2. What does the Internet Society (ISOC) need such a large endowment for? An infusion of more than a billion dollars into ISOC will make it one of the richest — and, therefore, one of the most powerful — non-profit organizations in the world. This is an organization that was founded to provide support for the development of the technical protocols and open standards that are the interoperable “glue” that makes the Internet work.
This correspondent wrote previously and quoted the mission statement of ISOC, in part, as being:
The Internet Society was founded in 1992 by a number of people involved with the Internet Engineering Task Force (IETF). From those early days, one of our principal rationales is to provide an organizational home and financial support for the Internet standards process.

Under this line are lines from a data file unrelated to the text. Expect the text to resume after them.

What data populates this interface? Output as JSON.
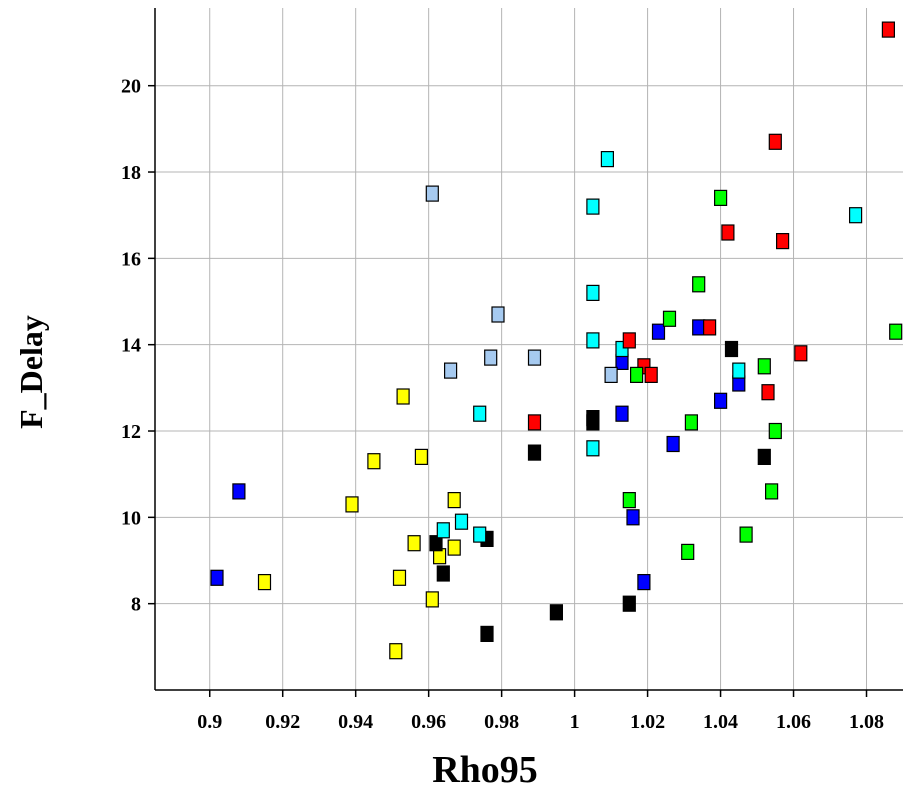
{
  "chart_data": {
    "type": "scatter",
    "xlabel": "Rho95",
    "ylabel": "F_Delay",
    "xlim": [
      0.885,
      1.09
    ],
    "ylim": [
      6.0,
      21.8
    ],
    "grid": true,
    "x_ticks": [
      "0.9",
      "0.92",
      "0.94",
      "0.96",
      "0.98",
      "1",
      "1.02",
      "1.04",
      "1.06",
      "1.08"
    ],
    "y_ticks": [
      "8",
      "10",
      "12",
      "14",
      "16",
      "18",
      "20"
    ],
    "colors": {
      "yellow": "#ffff00",
      "blue": "#0000ff",
      "black": "#000000",
      "cyan": "#00ffff",
      "lightblue": "#a6caf0",
      "red": "#ff0000",
      "green": "#00ff00"
    },
    "series": [
      {
        "color_key": "yellow",
        "points": [
          [
            0.915,
            8.5
          ],
          [
            0.939,
            10.3
          ],
          [
            0.945,
            11.3
          ],
          [
            0.951,
            6.9
          ],
          [
            0.952,
            8.6
          ],
          [
            0.953,
            12.8
          ],
          [
            0.956,
            9.4
          ],
          [
            0.958,
            11.4
          ],
          [
            0.961,
            8.1
          ],
          [
            0.963,
            9.1
          ],
          [
            0.967,
            10.4
          ],
          [
            0.967,
            9.3
          ]
        ]
      },
      {
        "color_key": "blue",
        "points": [
          [
            0.902,
            8.6
          ],
          [
            0.908,
            10.6
          ],
          [
            1.013,
            12.4
          ],
          [
            1.013,
            13.6
          ],
          [
            1.016,
            10.0
          ],
          [
            1.019,
            8.5
          ],
          [
            1.023,
            14.3
          ],
          [
            1.027,
            11.7
          ],
          [
            1.034,
            14.4
          ],
          [
            1.04,
            12.7
          ],
          [
            1.045,
            13.1
          ]
        ]
      },
      {
        "color_key": "black",
        "points": [
          [
            0.962,
            9.4
          ],
          [
            0.964,
            8.7
          ],
          [
            0.976,
            9.5
          ],
          [
            0.976,
            7.3
          ],
          [
            0.989,
            11.5
          ],
          [
            0.995,
            7.8
          ],
          [
            1.005,
            12.3
          ],
          [
            1.005,
            12.2
          ],
          [
            1.015,
            8.0
          ],
          [
            1.043,
            13.9
          ],
          [
            1.052,
            11.4
          ]
        ]
      },
      {
        "color_key": "cyan",
        "points": [
          [
            0.964,
            9.7
          ],
          [
            0.969,
            9.9
          ],
          [
            0.974,
            12.4
          ],
          [
            0.974,
            9.6
          ],
          [
            1.005,
            17.2
          ],
          [
            1.005,
            15.2
          ],
          [
            1.005,
            14.1
          ],
          [
            1.005,
            11.6
          ],
          [
            1.009,
            18.3
          ],
          [
            1.013,
            13.9
          ],
          [
            1.045,
            13.4
          ],
          [
            1.077,
            17.0
          ]
        ]
      },
      {
        "color_key": "lightblue",
        "points": [
          [
            0.961,
            17.5
          ],
          [
            0.966,
            13.4
          ],
          [
            0.977,
            13.7
          ],
          [
            0.979,
            14.7
          ],
          [
            0.989,
            13.7
          ],
          [
            1.01,
            13.3
          ]
        ]
      },
      {
        "color_key": "red",
        "points": [
          [
            0.989,
            12.2
          ],
          [
            1.015,
            14.1
          ],
          [
            1.019,
            13.5
          ],
          [
            1.021,
            13.3
          ],
          [
            1.037,
            14.4
          ],
          [
            1.042,
            16.6
          ],
          [
            1.053,
            12.9
          ],
          [
            1.055,
            18.7
          ],
          [
            1.057,
            16.4
          ],
          [
            1.062,
            13.8
          ],
          [
            1.086,
            21.3
          ]
        ]
      },
      {
        "color_key": "green",
        "points": [
          [
            1.015,
            10.4
          ],
          [
            1.017,
            13.3
          ],
          [
            1.026,
            14.6
          ],
          [
            1.031,
            9.2
          ],
          [
            1.032,
            12.2
          ],
          [
            1.034,
            15.4
          ],
          [
            1.04,
            17.4
          ],
          [
            1.047,
            9.6
          ],
          [
            1.052,
            13.5
          ],
          [
            1.054,
            10.6
          ],
          [
            1.055,
            12.0
          ],
          [
            1.088,
            14.3
          ]
        ]
      }
    ]
  }
}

However, the website appears to have been updated recently with a greatly expanded mission. Now, ISOC’s raison d’être, painted in billowing and halcyon tones, is focused on “humanitarian” and “educational” purposes to “ better the world.” There’s much talk about “building community” but it might be worth asking: what is the point of building community on a bad-faith foundation of opacity and profiteering? From roots such as these, nothing good can come.

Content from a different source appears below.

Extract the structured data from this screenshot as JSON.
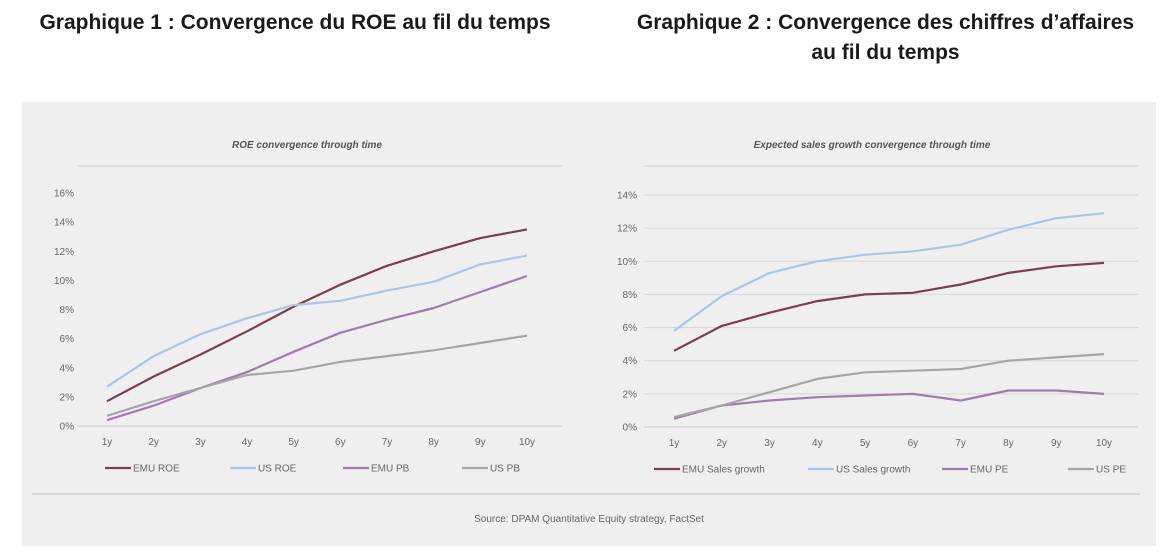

3. Why has it been necessary to establish the foundation for PIR’s future on such rotten timber? Good-faith transactions and virtuous dealings rarely require redaction, misdirection, and dishonesty. Even a young schoolchild knows that lies of omission are just as bad as untruths of commission. As Kieren and others have pointed out, nearly everything about this deal stinks to high heaven and is rife with deliberately unexplained and unrevealed attributes. What else is left unmentioned and yet to be uncovered?
Yet, according to Vint and others, all of this is acceptable — maybe even desirable — because PIR is now free to invest more in the .org registry? While this is generally how things get sold, and sometimes benefits do surpass expectations, it is rare that benefits accrue as promised. It is counterintuitive that the relatively modest sum that PIR contributed to ISOC will be anything but exponentially dwarfed by the voracious appetite of still-unknown investors for an outsized “hockey-stick” return on their substantial investment.

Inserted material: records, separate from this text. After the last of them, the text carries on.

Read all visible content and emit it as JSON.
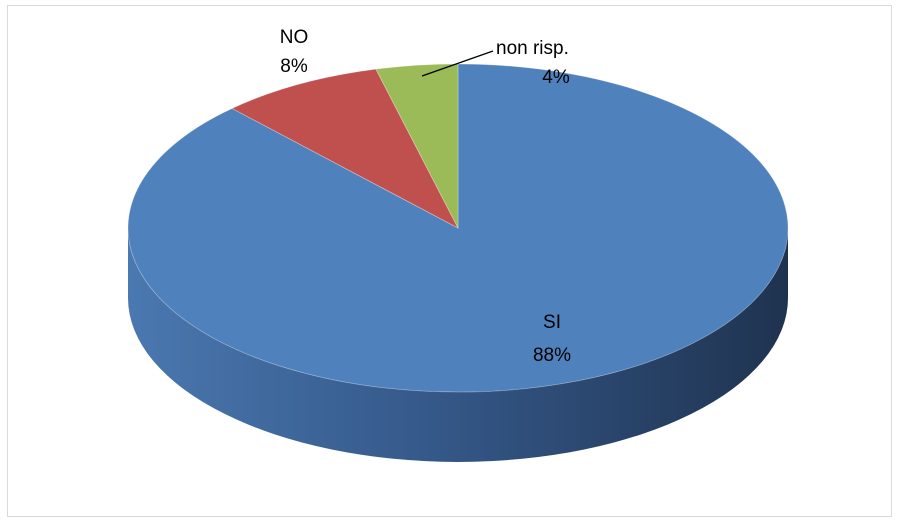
{
  "chart_data": {
    "type": "pie",
    "style": "3d",
    "slices": [
      {
        "label": "SI",
        "value": 88,
        "percent_label": "88%",
        "color": "#4f81bd"
      },
      {
        "label": "NO",
        "value": 8,
        "percent_label": "8%",
        "color": "#c0504d"
      },
      {
        "label": "non risp.",
        "value": 4,
        "percent_label": "4%",
        "color": "#9bbb59"
      }
    ],
    "legend": "none",
    "data_labels": "category and percentage"
  }
}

It was said that, upon the British Empire, the sun never set. Today, the age-old scramble for empire has expanded to include a digital realm where the sun never shines. This is, sadly, both literally and figuratively true. Amidst much-hackneyed pablum about Transparency — an instance of doublespeak so pervasive that it can’t be considered anything but Orwellian — ICANN resists mightily every effort at Accountability. It routinely ignores stakeholder recommendations and public comment — and, following this example, so do its contracted parties and other organizations within the DNS ecosystem. Lip service is paid to lofty and aspirational goals that are nothing more than misdirection for a somnambulant community that is seemingly asleep at the switch while monopolist brigands and insider profiteers steer the money train right into their own pockets.
Vint’s defense of the Ethos acquisition of PIR makes clear that he believes the ends justify the means. They don’t - and he, along with everybody else, ought to know better.